Weswegen man die Zuschauer:innen zwischen den Wettbewerbstiteln und der Auszählung mit einem über halbstündigen, sterbensöden Showteil quälen musste, erschließt sich mir nicht: der Schweizer Vorentscheid 1982, die ganze Show am Stück.
Der Wegfall des Orchesters machte sich auch beim Schnelldurchlauf bemerkbar. Bestand dieser früher in reinen Instrumentalauszügen der Lieder, zu denen die Interpreten nochmals kurz über die Bühne huschten, so zeigte man die gequält dreinblickenden Sänger:innen diesmal zur Bewegungsunfähigkeit verdammt auf ihren Stühlen im Zuschauerraum sitzend, während ein Ausschnitt ihres Liedes von Platte eingespielt wurde. Sie merken bereits, ich beschäftige mich hier ausführlich mit dem Drumherum, weil mir zu den Songs einfach nichts einfallen will. Es gab einen wirklich unerträglichen schlimmen Kitschschlager über das ‘Kinderlachen’, bei dem die Textsilben einfach gar nicht in die Strophen passen wollten, eine faschingshaft verkleidete Einweg-Retortenband, deren Rock’n’Roll-Schlager sich als noch angestaubter erwies als ihre Ba’Rock-Perücken, einen Sänger mit dem einfallslosen Künstlernamen Marc Olivier (bürgerlich: Jean-Marc Krattinger), der 1985 nochmals als Teil der noch anonymer benannten Band Test zum Concours zurückkehren sollte und insgesamt null Eindruck hinterließ, sowie die als Eliane Dambre geborene Leana, die schon seit 1969 Single um Single auf den daran komplett uninteressierten Markt warf.

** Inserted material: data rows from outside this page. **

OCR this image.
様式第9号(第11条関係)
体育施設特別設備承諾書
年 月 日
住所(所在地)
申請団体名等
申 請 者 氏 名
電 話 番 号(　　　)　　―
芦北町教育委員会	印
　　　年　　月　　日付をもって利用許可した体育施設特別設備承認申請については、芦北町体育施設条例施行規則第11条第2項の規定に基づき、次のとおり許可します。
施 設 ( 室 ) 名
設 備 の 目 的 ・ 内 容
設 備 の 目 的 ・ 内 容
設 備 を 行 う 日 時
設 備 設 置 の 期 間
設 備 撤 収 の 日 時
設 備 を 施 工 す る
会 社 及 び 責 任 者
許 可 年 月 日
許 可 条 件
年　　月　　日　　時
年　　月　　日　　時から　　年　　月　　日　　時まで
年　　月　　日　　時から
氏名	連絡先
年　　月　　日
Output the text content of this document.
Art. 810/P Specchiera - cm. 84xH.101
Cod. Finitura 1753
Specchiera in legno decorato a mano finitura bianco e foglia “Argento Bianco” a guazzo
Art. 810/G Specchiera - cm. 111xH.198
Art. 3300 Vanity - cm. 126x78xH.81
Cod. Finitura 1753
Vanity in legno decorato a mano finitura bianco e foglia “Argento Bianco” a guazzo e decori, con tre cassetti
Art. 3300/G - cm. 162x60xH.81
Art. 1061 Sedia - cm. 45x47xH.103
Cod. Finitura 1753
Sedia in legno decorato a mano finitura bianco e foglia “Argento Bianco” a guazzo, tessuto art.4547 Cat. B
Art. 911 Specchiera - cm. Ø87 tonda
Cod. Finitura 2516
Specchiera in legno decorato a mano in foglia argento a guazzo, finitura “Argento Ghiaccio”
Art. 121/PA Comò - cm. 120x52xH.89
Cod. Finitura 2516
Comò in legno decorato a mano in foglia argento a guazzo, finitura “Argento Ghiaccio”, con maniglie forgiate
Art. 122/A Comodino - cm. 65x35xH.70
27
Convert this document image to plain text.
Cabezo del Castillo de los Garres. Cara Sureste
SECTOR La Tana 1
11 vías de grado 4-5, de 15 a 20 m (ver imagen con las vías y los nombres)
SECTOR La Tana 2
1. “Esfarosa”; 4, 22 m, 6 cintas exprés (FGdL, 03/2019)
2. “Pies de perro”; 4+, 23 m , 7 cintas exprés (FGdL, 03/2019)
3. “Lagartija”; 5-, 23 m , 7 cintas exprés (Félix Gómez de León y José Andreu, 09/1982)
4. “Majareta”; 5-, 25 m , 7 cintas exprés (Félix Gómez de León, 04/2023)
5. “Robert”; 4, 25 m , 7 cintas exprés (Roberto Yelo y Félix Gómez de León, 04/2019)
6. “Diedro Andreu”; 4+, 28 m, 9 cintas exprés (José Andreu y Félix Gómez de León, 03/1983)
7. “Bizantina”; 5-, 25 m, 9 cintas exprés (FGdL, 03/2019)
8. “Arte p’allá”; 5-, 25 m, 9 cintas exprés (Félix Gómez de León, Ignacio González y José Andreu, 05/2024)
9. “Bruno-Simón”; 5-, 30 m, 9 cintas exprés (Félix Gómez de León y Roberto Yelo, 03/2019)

1981 war das Jahr der peinlichen Herrenstiefelette: von den antretenden Sängern bis zu den Männern im Publikum hatte sie jeder an den Füßen. Hier die Playlist mit den verfügbaren Titeln zum Durchskippen.
Franz Müller, der im letzten Jahr noch beim Vorentscheid-Kultklassiker ‘San Gottardo’ der Retortenformation Swiss Union ins Grubenhorn getutet hatte, fand sich dieses Jahr in der Retortenformation Rainy Day wieder, einem weiteren Grand-Prix-Projekt von Peter Reber, den mit der Auflösung von Peter, Sue & Marc anscheinend auch die kreativen Kräfte verlassen hatten: einen derartig mauen Schlagerseich wie ‘Eldorado’ hätte noch nicht mal Ralph Siegel sich auf eine B‑Seite zu pressen gewagt. Der unermüdliche Tessiner Concours-Teilnehmer Salvo Ingrassia konnte 1982 einen minderen Hit in den deutschen Singlecharts erzielen – allerdings nicht mit seinem Vorentscheidungsbeitrag, sondern mit der Schmalzknotte ‘Sogno romantico’. Arlette Zola (bürgerlich: Arlette Jacquet) hatte sich nach ein paar kleineren Erfolgen Ende der Sechziger eigentlich bereits aus dem Schlagergeschäft zurückgezogen und betrieb stattdessen mit ihrem Mann einen Bauernhof. Doch nun versuchte sie mit der entsetzlich altbackenen Komposition ‘Amour on t’aime’ und einem irgendwo zwischen Mareille Mathieu und einer Playmobilfigur liegenden Kochtopfschnitt nochmal aus der rauen Welt des landwirtschaftlichen Broterwerbs herauszutreten, zurück ins helle Scheinwerferlicht.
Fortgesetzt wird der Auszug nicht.